MADRID — Authorities in southern Spain’s city of Marbella say they have ruled out terrorism as the motive for a driver plowing a car into a sidewalk filled with outdoor restaurants and injuring at least 10 people Monday.
While most of the injured were seen at a local hospital, two people had to be taken to a bigger facility in Malaga, the provincial capital, including a woman with serious injuries, the National Police said in a statement.
The car’s driver, a 30-year-old Spanish man, was arrested on the spot, it added.

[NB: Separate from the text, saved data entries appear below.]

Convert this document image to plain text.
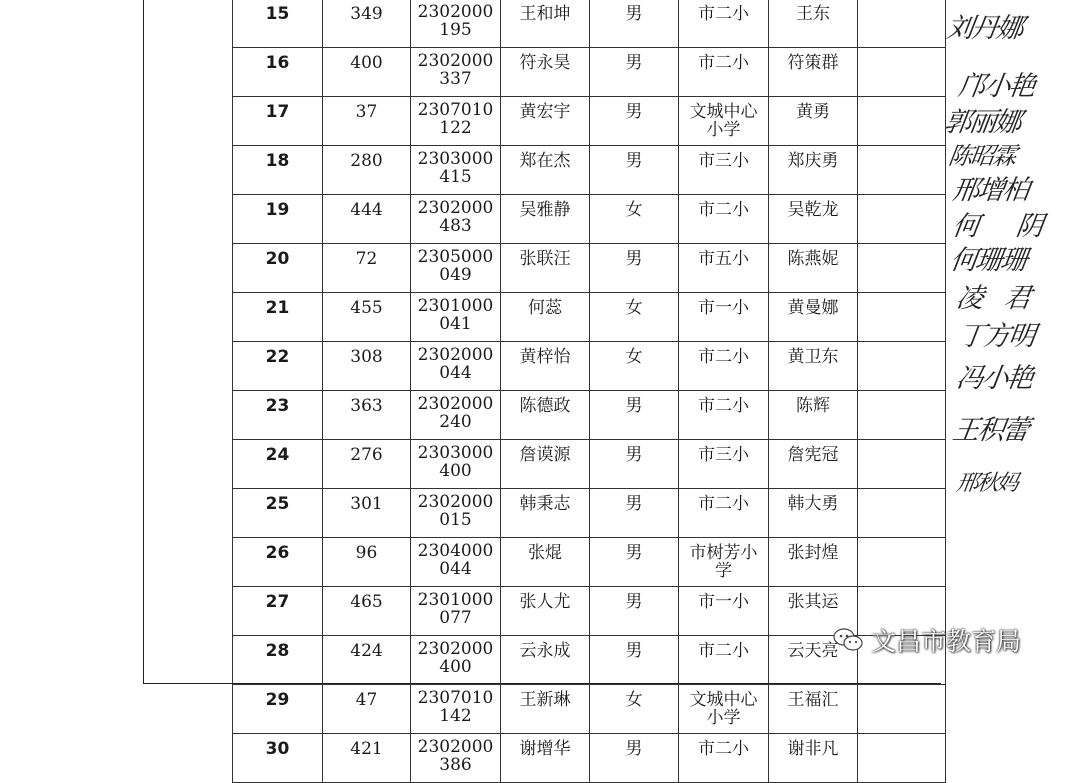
15	349	2302000195	王和坤	男	市二小	王东	
16	400	2302000337	符永昊	男	市二小	符策群	
17	37	2307010122	黄宏宇	男	文城中心小学	黄勇	
18	280	2303000415	郑在杰	男	市三小	郑庆勇	
19	444	2302000483	吴雅静	女	市二小	吴乾龙	
20	72	2305000049	张联汪	男	市五小	陈燕妮	
21	455	2301000041	何蕊	女	市一小	黄曼娜	
22	308	2302000044	黄梓怡	女	市二小	黄卫东	
23	363	2302000240	陈德政	男	市二小	陈辉	
24	276	2303000400	詹谟源	男	市三小	詹宪冠	
25	301	2302000015	韩秉志	男	市二小	韩大勇	
26	96	2304000044	张焜	男	市树芳小学	张封煌	
27	465	2301000077	张人尤	男	市一小	张其运	
28	424	2302000400	云永成	男	市二小	云天亮	
29	47	2307010142	王新琳	女	文城中心小学	王福汇	
30	421	2302000386	谢增华	男	市二小	谢非凡	
刘丹娜
邝小艳
郭丽娜
陈昭霖
邢增柏
何 阴
何珊珊
凌 君
丁方明
冯小艳
王积蕾
邢秋妈
文昌市教育局
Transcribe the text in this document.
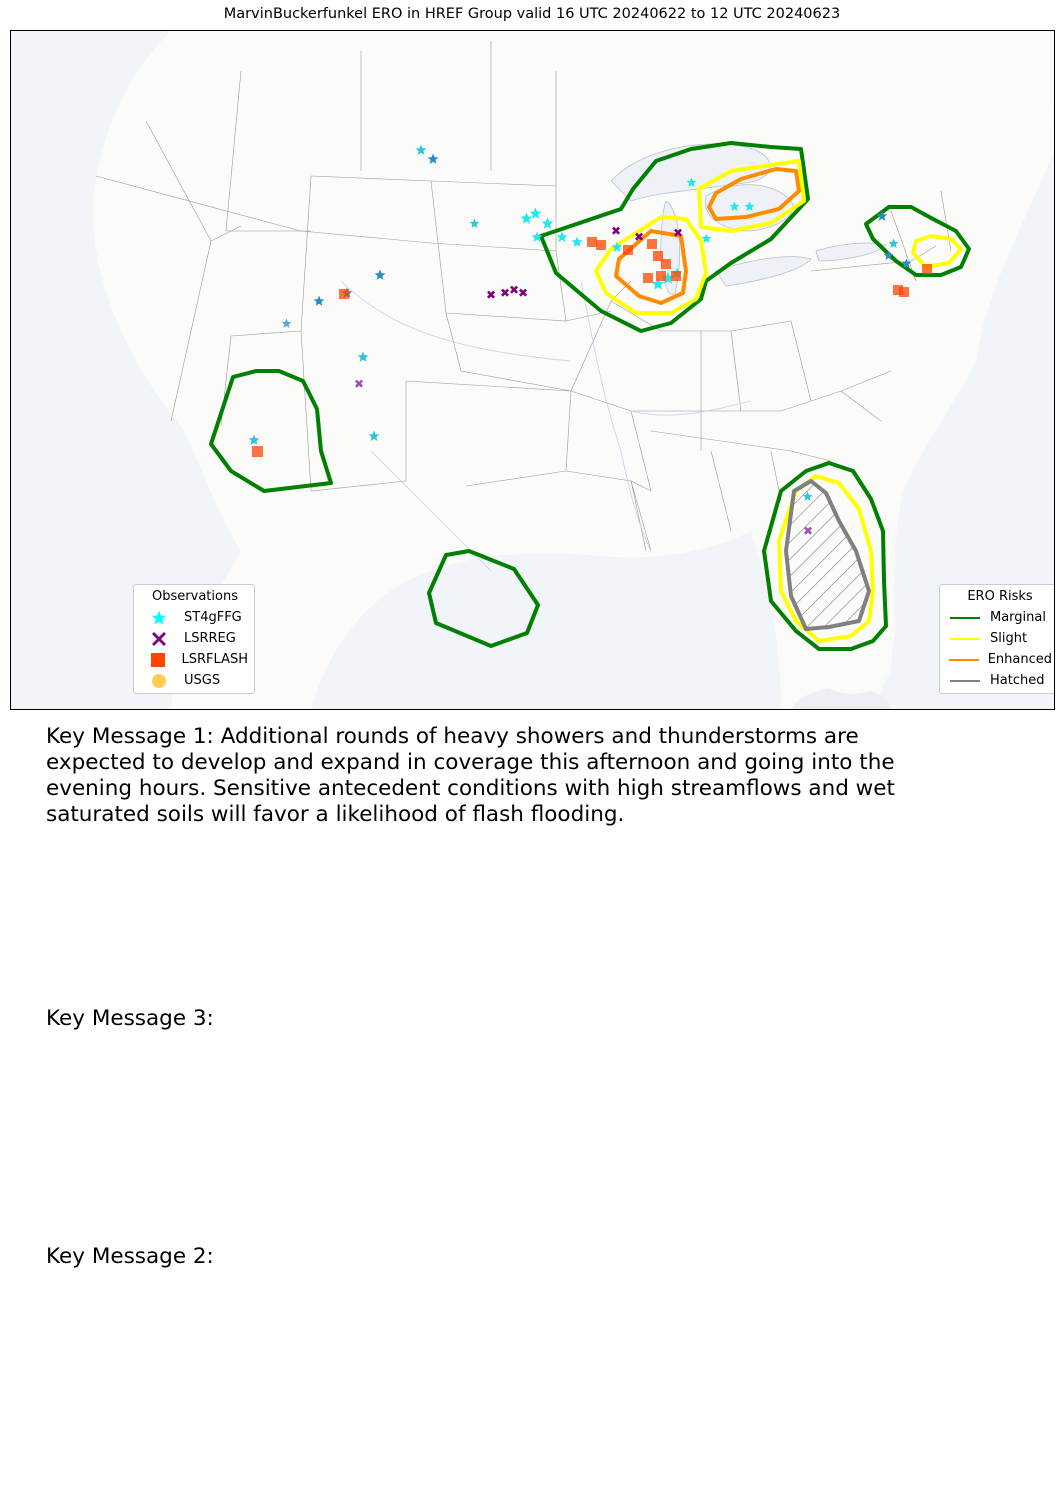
MarvinBuckerfunkel ERO in HREF Group valid 16 UTC 20240622 to 12 UTC 20240623
✖ ✖
✖
✖
✖ ✖ ✖
✖
✖
Observations
ST4gFFG
LSRREG
LSRFLASH
USGS
ERO Risks
Marginal
Slight
Enhanced
Hatched
Key Message 1: Additional rounds of heavy showers and thunderstorms are expected to develop and expand in coverage this afternoon and going into the evening hours. Sensitive antecedent conditions with high streamflows and wet saturated soils will favor a likelihood of flash flooding.
Key Message 3:
Key Message 2:
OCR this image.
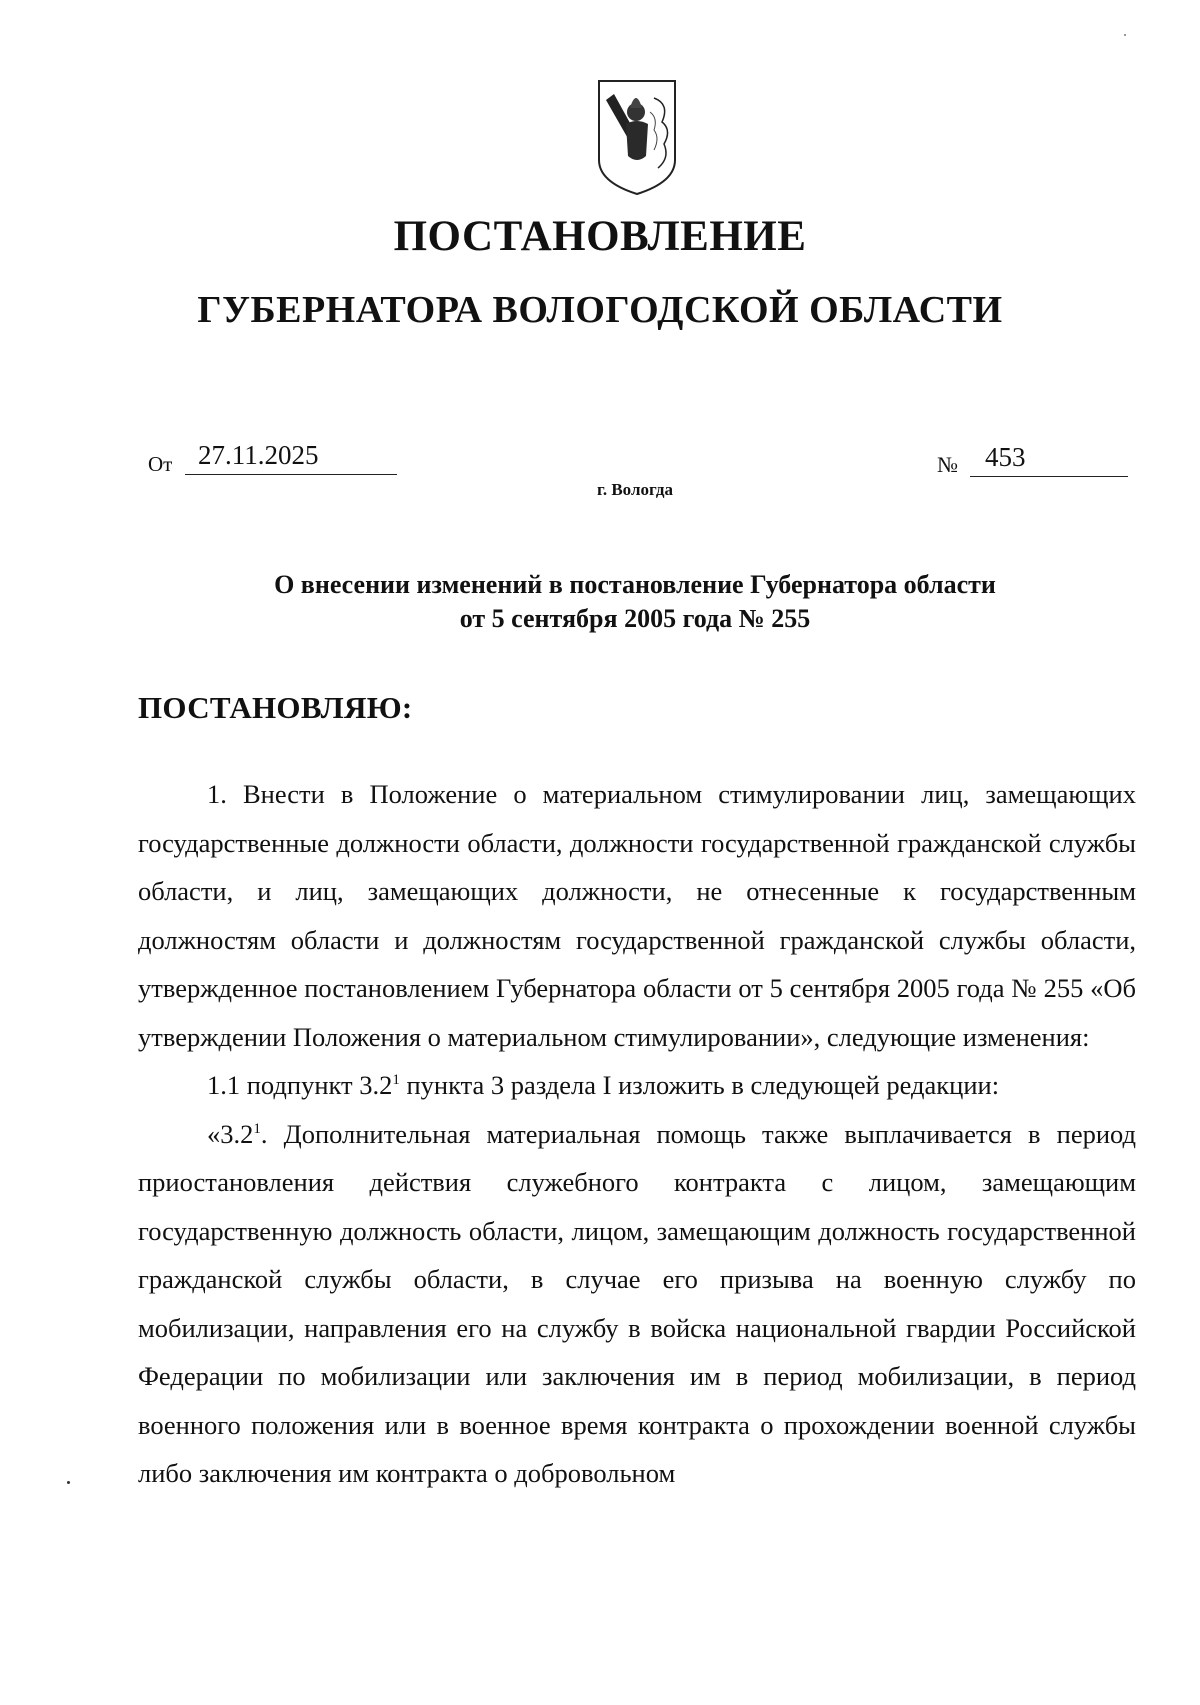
ПОСТАНОВЛЕНИЕ
ГУБЕРНАТОРА ВОЛОГОДСКОЙ ОБЛАСТИ
От 27.11.2025	№ 453
г. Вологда
О внесении изменений в постановление Губернатора области
от 5 сентября 2005 года № 255
ПОСТАНОВЛЯЮ:

1. Внести в Положение о материальном стимулировании лиц, замещающих государственные должности области, должности государственной гражданской службы области, и лиц, замещающих должности, не отнесенные к государственным должностям области и должностям государственной гражданской службы области, утвержденное постановлением Губернатора области от 5 сентября 2005 года № 255 «Об утверждении Положения о материальном стимулировании», следующие изменения:

1.1 подпункт $3.2^1$ пункта 3 раздела I изложить в следующей редакции:

«$3.2^1$. Дополнительная материальная помощь также выплачивается в период приостановления действия служебного контракта с лицом, замещающим государственную должность области, лицом, замещающим должность государственной гражданской службы области, в случае его призыва на военную службу по мобилизации, направления его на службу в войска национальной гвардии Российской Федерации по мобилизации или заключения им в период мобилизации, в период военного положения или в военное время контракта о прохождении военной службы либо заключения им контракта о добровольном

Online videos from the scene of the crash, one of the main thoroughfares in the coastal resort city, showed ambulances and police officers while waiters cleaned up or assisted people on the ground moments after the car rammed into the pedestrian sidewalk.
The incident took place in the mid-afternoon as the area was brimming with customers having lunch, said Raúl Morote, whose family owns several restaurants on the popular Miguel Cano Avenue.
“The car was zigzagging and sweeping away everything,” Morote told The Associated Press.
He said he saw emergency crews attending to about a dozen people, many of them with blood covering their legs.
In 2017, an extremist Islamist cell killed 16 people and injured 140 others in two consecutive attacks by driving vehicles into groups of bystanders in Barcelona and the nearby coastal town of Cambrils.